The Guardian view on Boris Johnson’s Britain: cry, the corrupt country
Boris Johnson headed back to the Cop26 conference this week, doubtless hoping that his trip might divert attention from the sleaze allegations washing around his party and government at Westminster. If so, he hoped in vain. Instead, with the world’s press watching, the prime minister could not escape making a statement about the domestic crisis. In words that may eventually be replayed as often as Richard Nixon’s denial that he was a crook or Tony Blair’s claim to be pretty straight, Mr Johnson said: “I genuinely believe that the UK is not remotely a corrupt country.”

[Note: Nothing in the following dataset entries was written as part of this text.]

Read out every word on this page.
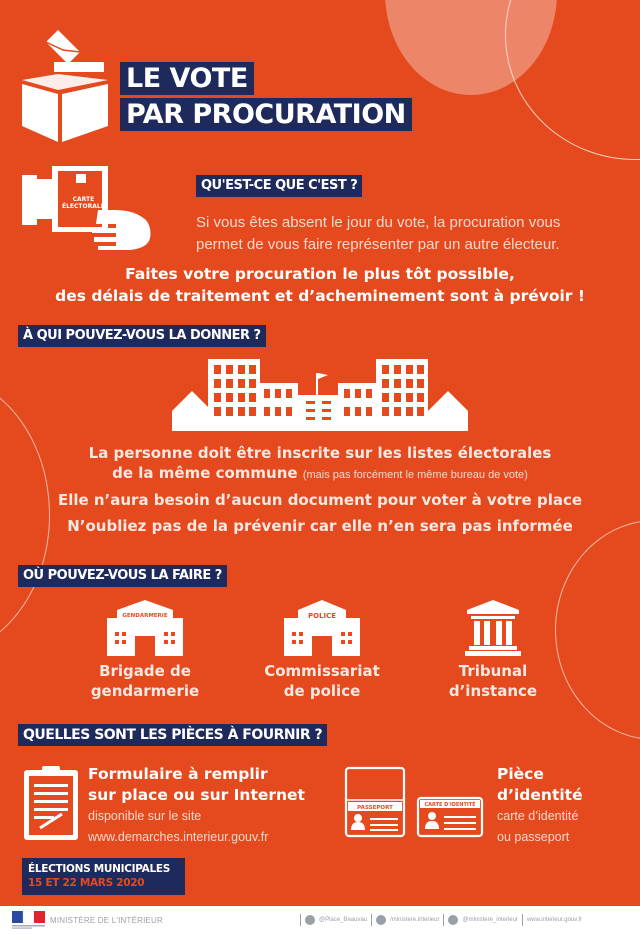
LE VOTE
PAR PROCURATION
CARTE
ÉLECTORALE
QU'EST-CE QUE C'EST ?
Si vous êtes absent le jour du vote, la procuration vous
permet de vous faire représenter par un autre électeur.
Faites votre procuration le plus tôt possible,
des délais de traitement et d’acheminement sont à prévoir !
À QUI POUVEZ-VOUS LA DONNER ?
La personne doit être inscrite sur les listes électorales
de la même commune (mais pas forcément le même bureau de vote)
Elle n’aura besoin d’aucun document pour voter à votre place
N’oubliez pas de la prévenir car elle n’en sera pas informée
OÙ POUVEZ-VOUS LA FAIRE ?
GENDARMERIE
Brigade de
gendarmerie
POLICE
Commissariat
de police
Tribunal
d’instance
QUELLES SONT LES PIÈCES À FOURNIR ?
Formulaire à remplir
sur place ou sur Internet
disponible sur le site
www.demarches.interieur.gouv.fr
PASSEPORT	CARTE D'IDENTITÉ
Pièce
d’identité
carte d’identité
ou passeport
ÉLECTIONS MUNICIPALES
15 ET 22 MARS 2020
MINISTÈRE DE L'INTÉRIEUR	@Place_Beauvau	/ministere.interieur	@ministere_interieur www.interieur.gouv.fr
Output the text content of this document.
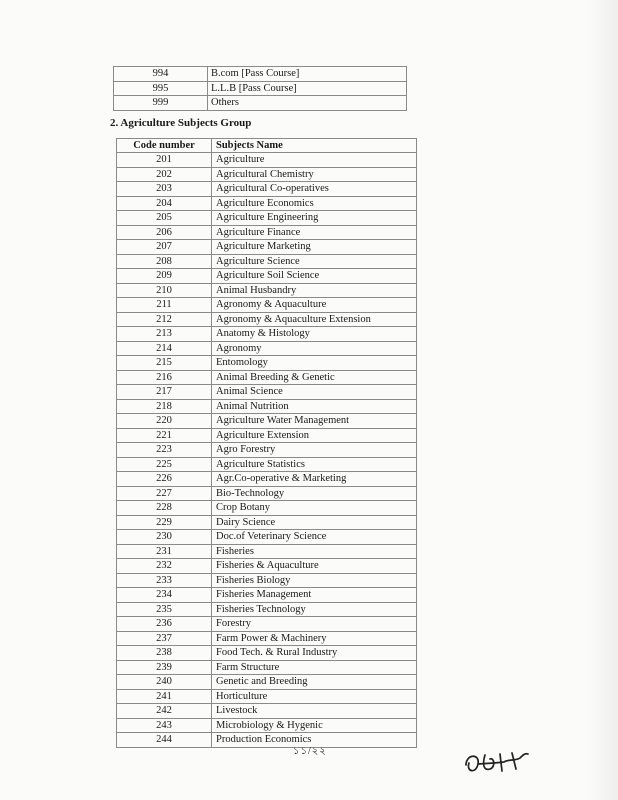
994	B.com [Pass Course]
995	L.L.B [Pass Course]
999	Others
2. Agriculture Subjects Group
Code number	Subjects Name
201	Agriculture
202	Agricultural Chemistry
203	Agricultural Co-operatives
204	Agriculture Economics
205	Agriculture Engineering
206	Agriculture Finance
207	Agriculture Marketing
208	Agriculture Science
209	Agriculture Soil Science
210	Animal Husbandry
211	Agronomy & Aquaculture
212	Agronomy & Aquaculture Extension
213	Anatomy & Histology
214	Agronomy
215	Entomology
216	Animal Breeding & Genetic
217	Animal Science
218	Animal Nutrition
220	Agriculture Water Management
221	Agriculture Extension
223	Agro Forestry
225	Agriculture Statistics
226	Agr.Co-operative & Marketing
227	Bio-Technology
228	Crop Botany
229	Dairy Science
230	Doc.of Veterinary Science
231	Fisheries
232	Fisheries & Aquaculture
233	Fisheries Biology
234	Fisheries Management
235	Fisheries Technology
236	Forestry
237	Farm Power & Machinery
238	Food Tech. & Rural Industry
239	Farm Structure
240	Genetic and Breeding
241	Horticulture
242	Livestock
243	Microbiology & Hygenic
244	Production Economics
১১/২২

You do not have to define corruption by the most extreme standards to recognise that this is both a thoughtless exaggeration and wholly inadequate. Britain stands in a “could do better” place, ranked 11th cleanest out of 180 in Transparency International’s global corruption ratings. Yet as an anticorruption adviser to the government of Nigeria (ranked 149th) pointed out on Thursday, the UK is also a “tangential enabler” and London “the most notorious safe haven for looted funds in the world today”. British politicians and public officials may not get into office by making and taking massive bribes. They may not spend their careers salting away millions in Swiss bank accounts. But these are not the only ways of defining corruption. Polling shows that the public understands this better than the prime minister does.
The enduring problem, as Machiavelli and others argued long ago, is that corruption is a permanent and organic threat to public life. It takes several forms, large and small, which all require constant attention, in various ways, to prevent them from becoming systemic and inextricable. It is entirely typical of Mr Johnson that his remarks in Glasgow wholly ignored these real dangers and offered no criticism of, or apology for, any of the current cases that have caused such alarm.
The contrast with Thursday’s interview on Radio 4’s Today programme with Lord Evans, chairman of the committee on standards in public life, could not have been starker. Where Mr Johnson blustered about Britain not being remotely a corrupt country, Lord Evans forensically explained some of the practical controls that need strengthening if Britain is not to slip further into forms of political corruption that are anything but remote. In 2018, for example, Lord Evans’s committee produced a report to tighten control of MPs’ second jobs, about which new allegations now arise almost daily, yet the report remains unimplemented.
The chancellor, Rishi Sunak, admitted on Thursday that the government must “do better” on standards. Mr Johnson, by contrast, shows no sign of either caring or wishing to act. Next week, the government will overturn the decisions for which its MPs voted in the so-called Leadsom amendment a week ago. But the real priority is now stronger measures to control outside interests. These include limits on second jobs and more financial transparency. The agenda extends wider too, to abuses such as the award of peerages, including to Tory party treasurers. Writing in Lord Evans’s latest report, Sir John Major, who established the committee in 1994, also calls for tighter controls on party funding, anathema to Mr Johnson.
It is only a generation ago that Sir John intervened to set a 21st-century moral and regulatory compass for Britain’s security services, which had previously been a law unto themselves. Ironically, given that Lord Evans was the director general of MI5 for six years, the boot is now entirely on the other foot. Today we see an upright former security chief attempting to set the compass for modern politics instead, and to instruct a prime minister who frequently appears to operate in a moral vacuum about what is required to turn blustering words into a muchneeded and properly enforced reality.